Another vehicle used by Canadian teens suspected in 3 murders found in flames

Authorities confirmed a vehicle found in flames earlier this week was used by two teenagers suspected in the murders of a U.S. woman, her Australian boyfriend and an unidentified third person in British Columbia.

The 2011 Toyota Rav 4 that Kam McLeod, 19, and Bryer Schmegelsky, 18, were last seen driving in northern Saskatchewan was found Monday in the Gillam, Manitoba, area, Royal Canadian Mounted Police said Wednesday.

RCMP officials in Manitoba said there would be an increased police presence in the Gilliam area, with an informational check point set up in Gilliam while McLeod and Schmegelsky remain at large.

Burned vehicle allegedly used by suspects Kam McLeod, 19, and Bryer Schmegelsky, 18, near Gillam, Manitoba on July 22, 2019.Billy Beardy

McLeod and Schmegelsky were initially considered missing after police found their vehicle and camper on fire about 30 miles south of Dease Lake on Friday. But RCMP officials said Tuesday that the two teenagers are now being investigated as suspects in at least three murders in the rural British Columbia area.
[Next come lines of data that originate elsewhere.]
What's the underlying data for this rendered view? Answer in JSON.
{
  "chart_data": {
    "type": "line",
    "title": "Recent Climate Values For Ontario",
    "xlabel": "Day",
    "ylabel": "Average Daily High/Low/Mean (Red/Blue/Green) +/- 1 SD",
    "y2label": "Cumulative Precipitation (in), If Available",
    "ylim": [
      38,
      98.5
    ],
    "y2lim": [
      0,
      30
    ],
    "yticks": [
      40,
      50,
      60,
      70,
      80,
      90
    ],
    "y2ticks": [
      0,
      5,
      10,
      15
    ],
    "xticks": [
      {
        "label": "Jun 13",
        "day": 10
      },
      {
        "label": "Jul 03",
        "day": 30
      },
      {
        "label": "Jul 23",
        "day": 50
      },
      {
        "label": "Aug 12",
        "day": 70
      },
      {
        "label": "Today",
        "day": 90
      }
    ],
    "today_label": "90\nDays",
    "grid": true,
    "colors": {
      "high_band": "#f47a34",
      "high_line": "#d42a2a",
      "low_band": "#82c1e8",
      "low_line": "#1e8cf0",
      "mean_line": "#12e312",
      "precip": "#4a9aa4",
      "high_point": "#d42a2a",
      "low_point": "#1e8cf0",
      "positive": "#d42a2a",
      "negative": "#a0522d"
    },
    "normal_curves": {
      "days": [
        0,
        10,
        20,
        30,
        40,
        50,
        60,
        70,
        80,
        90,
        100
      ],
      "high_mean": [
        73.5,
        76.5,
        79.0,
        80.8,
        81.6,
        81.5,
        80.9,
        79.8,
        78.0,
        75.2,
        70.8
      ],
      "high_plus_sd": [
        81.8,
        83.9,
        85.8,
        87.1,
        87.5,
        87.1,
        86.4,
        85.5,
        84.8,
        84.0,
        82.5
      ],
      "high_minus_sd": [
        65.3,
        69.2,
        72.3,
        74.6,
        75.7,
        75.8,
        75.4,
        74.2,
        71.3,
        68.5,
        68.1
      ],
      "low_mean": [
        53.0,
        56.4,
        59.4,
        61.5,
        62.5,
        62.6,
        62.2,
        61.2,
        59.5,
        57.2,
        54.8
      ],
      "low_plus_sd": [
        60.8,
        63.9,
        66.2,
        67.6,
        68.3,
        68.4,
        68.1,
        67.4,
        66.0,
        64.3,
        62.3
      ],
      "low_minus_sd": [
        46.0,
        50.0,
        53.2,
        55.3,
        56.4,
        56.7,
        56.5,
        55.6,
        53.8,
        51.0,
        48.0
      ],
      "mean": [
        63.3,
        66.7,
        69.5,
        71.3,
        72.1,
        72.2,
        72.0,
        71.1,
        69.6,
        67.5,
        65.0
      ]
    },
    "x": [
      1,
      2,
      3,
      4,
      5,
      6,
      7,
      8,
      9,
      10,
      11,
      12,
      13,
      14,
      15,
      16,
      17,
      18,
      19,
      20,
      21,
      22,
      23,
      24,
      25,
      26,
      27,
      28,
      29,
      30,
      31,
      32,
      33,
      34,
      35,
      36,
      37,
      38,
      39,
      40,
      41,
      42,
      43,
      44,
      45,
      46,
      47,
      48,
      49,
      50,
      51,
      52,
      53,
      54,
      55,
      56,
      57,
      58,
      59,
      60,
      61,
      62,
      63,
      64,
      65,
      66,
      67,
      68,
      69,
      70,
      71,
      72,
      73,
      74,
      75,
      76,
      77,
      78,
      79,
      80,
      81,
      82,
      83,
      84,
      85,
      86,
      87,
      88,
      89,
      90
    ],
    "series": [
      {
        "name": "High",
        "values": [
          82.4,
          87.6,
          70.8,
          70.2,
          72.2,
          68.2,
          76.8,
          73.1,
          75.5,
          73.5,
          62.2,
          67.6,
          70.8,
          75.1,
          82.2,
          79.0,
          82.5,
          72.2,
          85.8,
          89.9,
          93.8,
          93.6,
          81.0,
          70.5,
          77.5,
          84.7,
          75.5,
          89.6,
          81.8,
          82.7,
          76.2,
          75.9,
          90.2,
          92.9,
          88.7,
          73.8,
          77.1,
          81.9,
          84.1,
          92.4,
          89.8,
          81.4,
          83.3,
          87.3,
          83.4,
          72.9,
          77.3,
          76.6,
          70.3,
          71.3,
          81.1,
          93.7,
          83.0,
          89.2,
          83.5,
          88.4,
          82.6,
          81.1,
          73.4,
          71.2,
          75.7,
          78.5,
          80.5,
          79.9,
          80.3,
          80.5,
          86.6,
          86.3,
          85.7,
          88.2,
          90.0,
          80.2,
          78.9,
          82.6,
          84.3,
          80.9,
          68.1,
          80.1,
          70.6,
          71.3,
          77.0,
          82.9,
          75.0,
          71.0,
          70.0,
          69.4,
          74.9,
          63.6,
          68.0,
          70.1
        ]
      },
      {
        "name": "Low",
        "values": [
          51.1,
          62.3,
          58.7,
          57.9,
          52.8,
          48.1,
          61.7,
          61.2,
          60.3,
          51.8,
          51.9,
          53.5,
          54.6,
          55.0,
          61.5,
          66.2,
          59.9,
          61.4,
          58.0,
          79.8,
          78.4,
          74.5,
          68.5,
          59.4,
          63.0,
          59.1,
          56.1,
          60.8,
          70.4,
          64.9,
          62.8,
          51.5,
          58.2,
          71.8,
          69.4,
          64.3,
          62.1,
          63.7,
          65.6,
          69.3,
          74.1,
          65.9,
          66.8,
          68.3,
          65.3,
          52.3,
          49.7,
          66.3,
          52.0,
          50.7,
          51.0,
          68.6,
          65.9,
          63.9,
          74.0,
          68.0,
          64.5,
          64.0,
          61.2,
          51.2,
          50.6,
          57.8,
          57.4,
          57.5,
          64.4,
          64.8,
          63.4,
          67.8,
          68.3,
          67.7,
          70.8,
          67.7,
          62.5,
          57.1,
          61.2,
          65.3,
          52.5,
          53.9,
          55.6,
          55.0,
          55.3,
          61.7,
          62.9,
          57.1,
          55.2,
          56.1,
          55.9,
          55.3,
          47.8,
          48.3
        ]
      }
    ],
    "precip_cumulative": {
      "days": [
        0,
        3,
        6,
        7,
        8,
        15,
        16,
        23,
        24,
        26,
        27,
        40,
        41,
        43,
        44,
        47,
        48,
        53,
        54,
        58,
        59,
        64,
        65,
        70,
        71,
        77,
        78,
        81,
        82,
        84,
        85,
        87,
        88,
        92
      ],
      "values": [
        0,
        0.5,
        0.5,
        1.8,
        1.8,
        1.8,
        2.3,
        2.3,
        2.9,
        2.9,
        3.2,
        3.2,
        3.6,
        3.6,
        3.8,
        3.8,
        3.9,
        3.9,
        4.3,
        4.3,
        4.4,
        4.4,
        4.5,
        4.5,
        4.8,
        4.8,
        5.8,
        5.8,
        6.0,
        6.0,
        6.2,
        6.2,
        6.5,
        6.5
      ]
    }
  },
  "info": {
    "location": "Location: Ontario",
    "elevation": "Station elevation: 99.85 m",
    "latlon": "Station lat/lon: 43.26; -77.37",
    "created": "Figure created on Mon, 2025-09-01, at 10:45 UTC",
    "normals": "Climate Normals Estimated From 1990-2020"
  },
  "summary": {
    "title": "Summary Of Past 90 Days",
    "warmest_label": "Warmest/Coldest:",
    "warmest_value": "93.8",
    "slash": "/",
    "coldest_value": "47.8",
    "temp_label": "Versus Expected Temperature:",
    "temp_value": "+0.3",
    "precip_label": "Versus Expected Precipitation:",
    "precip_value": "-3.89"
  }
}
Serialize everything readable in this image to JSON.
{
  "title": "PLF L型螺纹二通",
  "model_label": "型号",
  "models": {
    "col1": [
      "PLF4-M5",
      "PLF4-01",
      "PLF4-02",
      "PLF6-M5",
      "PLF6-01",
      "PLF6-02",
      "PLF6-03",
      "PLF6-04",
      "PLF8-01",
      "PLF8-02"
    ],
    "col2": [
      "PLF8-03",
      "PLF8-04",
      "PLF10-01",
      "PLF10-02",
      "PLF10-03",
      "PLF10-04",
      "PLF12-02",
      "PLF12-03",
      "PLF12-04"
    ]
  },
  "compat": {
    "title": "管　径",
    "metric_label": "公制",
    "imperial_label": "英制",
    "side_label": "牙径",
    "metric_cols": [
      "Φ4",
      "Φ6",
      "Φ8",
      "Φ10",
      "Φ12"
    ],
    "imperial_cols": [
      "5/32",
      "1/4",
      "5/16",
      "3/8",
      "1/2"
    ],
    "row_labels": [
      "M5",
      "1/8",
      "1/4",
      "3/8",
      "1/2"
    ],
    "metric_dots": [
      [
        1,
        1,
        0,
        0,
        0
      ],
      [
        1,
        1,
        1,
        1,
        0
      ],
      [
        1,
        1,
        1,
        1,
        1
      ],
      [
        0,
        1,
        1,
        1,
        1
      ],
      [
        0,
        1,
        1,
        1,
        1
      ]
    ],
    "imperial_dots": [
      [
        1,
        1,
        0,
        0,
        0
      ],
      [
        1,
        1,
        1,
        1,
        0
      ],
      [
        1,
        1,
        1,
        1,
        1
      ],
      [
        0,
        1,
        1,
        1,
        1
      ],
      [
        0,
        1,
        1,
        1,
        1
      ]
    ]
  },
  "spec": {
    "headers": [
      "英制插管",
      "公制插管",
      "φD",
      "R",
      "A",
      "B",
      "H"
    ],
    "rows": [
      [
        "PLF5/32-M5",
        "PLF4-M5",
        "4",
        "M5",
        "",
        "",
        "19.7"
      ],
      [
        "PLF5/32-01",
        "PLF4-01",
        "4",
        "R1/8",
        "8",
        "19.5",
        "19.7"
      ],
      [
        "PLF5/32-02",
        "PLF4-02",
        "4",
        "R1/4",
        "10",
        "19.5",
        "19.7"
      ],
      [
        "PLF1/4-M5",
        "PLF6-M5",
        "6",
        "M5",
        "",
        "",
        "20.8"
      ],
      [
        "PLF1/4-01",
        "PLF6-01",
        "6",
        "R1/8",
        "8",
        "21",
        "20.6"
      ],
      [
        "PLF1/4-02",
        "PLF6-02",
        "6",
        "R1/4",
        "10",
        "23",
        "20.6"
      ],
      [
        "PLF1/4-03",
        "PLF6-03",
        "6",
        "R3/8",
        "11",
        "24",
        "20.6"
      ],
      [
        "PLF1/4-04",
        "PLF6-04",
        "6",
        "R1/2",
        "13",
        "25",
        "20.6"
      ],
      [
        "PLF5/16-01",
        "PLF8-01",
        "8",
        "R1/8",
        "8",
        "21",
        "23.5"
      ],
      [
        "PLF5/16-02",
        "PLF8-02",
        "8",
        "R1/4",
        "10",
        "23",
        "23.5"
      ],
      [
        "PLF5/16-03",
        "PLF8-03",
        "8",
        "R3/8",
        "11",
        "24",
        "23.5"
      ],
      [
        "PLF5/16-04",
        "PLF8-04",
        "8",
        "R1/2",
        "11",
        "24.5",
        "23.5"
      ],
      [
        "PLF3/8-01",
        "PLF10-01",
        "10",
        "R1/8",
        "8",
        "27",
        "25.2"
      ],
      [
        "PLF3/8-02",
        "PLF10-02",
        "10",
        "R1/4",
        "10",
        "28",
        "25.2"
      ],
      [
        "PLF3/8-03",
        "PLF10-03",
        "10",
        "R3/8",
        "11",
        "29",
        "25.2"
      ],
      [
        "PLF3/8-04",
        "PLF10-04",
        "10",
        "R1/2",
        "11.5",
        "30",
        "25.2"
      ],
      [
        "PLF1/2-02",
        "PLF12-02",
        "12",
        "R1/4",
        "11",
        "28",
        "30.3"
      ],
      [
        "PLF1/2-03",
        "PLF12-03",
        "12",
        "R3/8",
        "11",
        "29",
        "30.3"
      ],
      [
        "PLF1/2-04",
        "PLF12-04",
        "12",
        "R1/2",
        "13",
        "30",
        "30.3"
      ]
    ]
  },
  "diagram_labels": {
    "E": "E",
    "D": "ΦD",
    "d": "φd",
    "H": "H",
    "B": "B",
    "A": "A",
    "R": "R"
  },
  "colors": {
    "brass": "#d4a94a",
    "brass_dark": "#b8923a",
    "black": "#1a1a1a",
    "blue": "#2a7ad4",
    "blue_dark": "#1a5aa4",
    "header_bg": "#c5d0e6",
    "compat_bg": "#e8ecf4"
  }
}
Dease Lake is about 300 miles from where 23-year-old Australian Lucas Fowler and his 24-year-old American girlfriend, Chynna Deese, were found shot dead a week earlier. While investigating the camper and car fire from last week, police found the body of an unidentified man a little over a mile away.

The bodies of Deese and Fowler were found just before 7:20 a.m. on July 15 on Alaska Highway 97 near Liard Hot Springs, a tourist attraction, police said. A blue Chevrolet van the couple was believed to have been traveling in was found at the scene.

The man in the third suspicious death has yet to be identified.

Deese’s brother, British, toldNBC News that the couple met while his sister was working at a hostel in Croatia and that they were both experienced travelers.

“It really must of been something to catch them off guard and some form of just terrible evil that should not exist in this world,” he said. “I just hope they get caught and I hope this never happens to anyone else like this.”

Police previously said that McLeod and Schmegelsky, both of Port Alberni, British Columbia, were traveling to Whitehorse in the Yukon to look for work and had not been in contact with their families for a few days.

RCMP asked for the public to come forward with any tips but warned to keep a distance from the teens as McLeod and Schmegelsky should be considered dangerous.